Parenterale voeding

Parenterale voeding is voeding die via een infuus rechtstreeks in de bloedbaan komt. Er wordt een dun slangetje geplaatst in een groot bloedvat. Parenteraal betekent: buiten het maag-darmkanaal om.

Samenstelling parenterale voeding

Parenterale voeding bevat alle voedingsstoffen die het lichaam nodig heeft. Zoals energie, eiwit, vet en koolhydraten, vocht, vitamines en mineralen. Het wordt daarom ook wel totale parenterale voeding (TPV) genoemd. Er zijn verschillende soorten parenterale voedingen:

  • losse voedingscomponenten: vet, aminozuren en/of glucose worden in aparte verpakkingen geleverd
  • samengestelde kant-en-klare voedingen (de 2- en 3-compartiment zakken). Deze worden in principe in de thuissituatie gebruikt

 Ook de samenstelling van de parenterale voeding verschilt. De verschillen zitten onder andere in de hoeveelheid eiwit, energie, vocht, de aan- of afwezigheid van elektrolyten of de soort vet. Vitamines en spoorelementen moeten apart worden toegevoegd. Dit wordt door de diëtist uitgerekend.

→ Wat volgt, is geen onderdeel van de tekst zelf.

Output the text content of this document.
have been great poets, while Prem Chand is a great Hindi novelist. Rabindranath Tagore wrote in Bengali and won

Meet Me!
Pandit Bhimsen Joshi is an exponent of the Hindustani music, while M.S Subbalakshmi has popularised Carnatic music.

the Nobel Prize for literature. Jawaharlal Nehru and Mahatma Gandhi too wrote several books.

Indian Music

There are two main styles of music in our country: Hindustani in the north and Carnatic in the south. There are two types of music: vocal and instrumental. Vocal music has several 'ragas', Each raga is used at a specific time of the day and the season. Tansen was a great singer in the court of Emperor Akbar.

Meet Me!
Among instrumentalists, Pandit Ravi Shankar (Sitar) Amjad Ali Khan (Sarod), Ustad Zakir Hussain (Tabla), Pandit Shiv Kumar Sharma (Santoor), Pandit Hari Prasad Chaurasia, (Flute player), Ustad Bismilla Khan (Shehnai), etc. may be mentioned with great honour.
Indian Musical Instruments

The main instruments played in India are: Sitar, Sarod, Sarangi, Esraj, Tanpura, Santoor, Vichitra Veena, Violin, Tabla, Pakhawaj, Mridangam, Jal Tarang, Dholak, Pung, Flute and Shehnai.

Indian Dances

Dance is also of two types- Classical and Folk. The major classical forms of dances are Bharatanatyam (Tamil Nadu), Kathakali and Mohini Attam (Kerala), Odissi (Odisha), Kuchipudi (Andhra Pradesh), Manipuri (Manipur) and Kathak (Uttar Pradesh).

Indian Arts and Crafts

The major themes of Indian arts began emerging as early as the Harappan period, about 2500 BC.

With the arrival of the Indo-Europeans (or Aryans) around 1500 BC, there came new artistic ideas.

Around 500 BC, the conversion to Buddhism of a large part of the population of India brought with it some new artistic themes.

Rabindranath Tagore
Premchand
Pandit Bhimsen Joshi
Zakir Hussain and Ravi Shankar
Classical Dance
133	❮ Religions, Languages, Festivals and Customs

Wanneer parenterale voeding?

Soms kan de darm via gewone voeding of sondevoeding niet voldoende voedingsstoffen en/of vocht opnemen. Dan kan een patiënt parenterale voeding krijgen. Dit kan ondervoeding voorkomen. Parenterale voeding wordt gebruikt als volledige voeding of als aanvullende voeding. Totale parenterale voeding wordt alleen gegeven als enterale (sonde)voeding niet mogelijk is. Enterale voeding komt het meest overeen met de normale (fysiologische) manier van eten en drinken. Het heeft minder kans op het ontstaan van complicaties, is minder zorgintensief en goedkoper dan parenterale voeding. Alléén als dit niet mogelijk is, is totale parenterale voeding (TPV) een optie

Indicaties voor parenterale voeding

De diëtist beoordeelt in overleg met de verpleegkundig consulent voeding en de behandelend arts wanneer een patiënt parenterale voeding moet krijgen. Indicaties kunnen zijn:

  • patiënten die onvoldoende opnamecapaciteit hebben via de orale of enterale route
  • patiënten met een transient-reversibele of permanent irreversibel CIF door non-malignante ziekte: ileus, obstructie, fistel
  • patiënten met CIF door maligniteit ziekte: short bowel, bestralingsenteritis
  • patiënten met palliatief beleid waarbij de levensverwachting tussen de 1 a 3 maanden is en waar de opnamecapaciteit via de orale of enterale route niet meer mogelijk is

Advies door diëtist

De diëtist adviseert over de juiste soort, hoeveelheid en opbouw van parenterale voeding. De keuze wordt gemaakt op basis van de berekende voedingsbehoefte en medische diagnose. De samenstelling van de parenterale voeding, het aantal voedingen per week en de tijdsduur van toedienen kan voor iedereen verschillend zijn.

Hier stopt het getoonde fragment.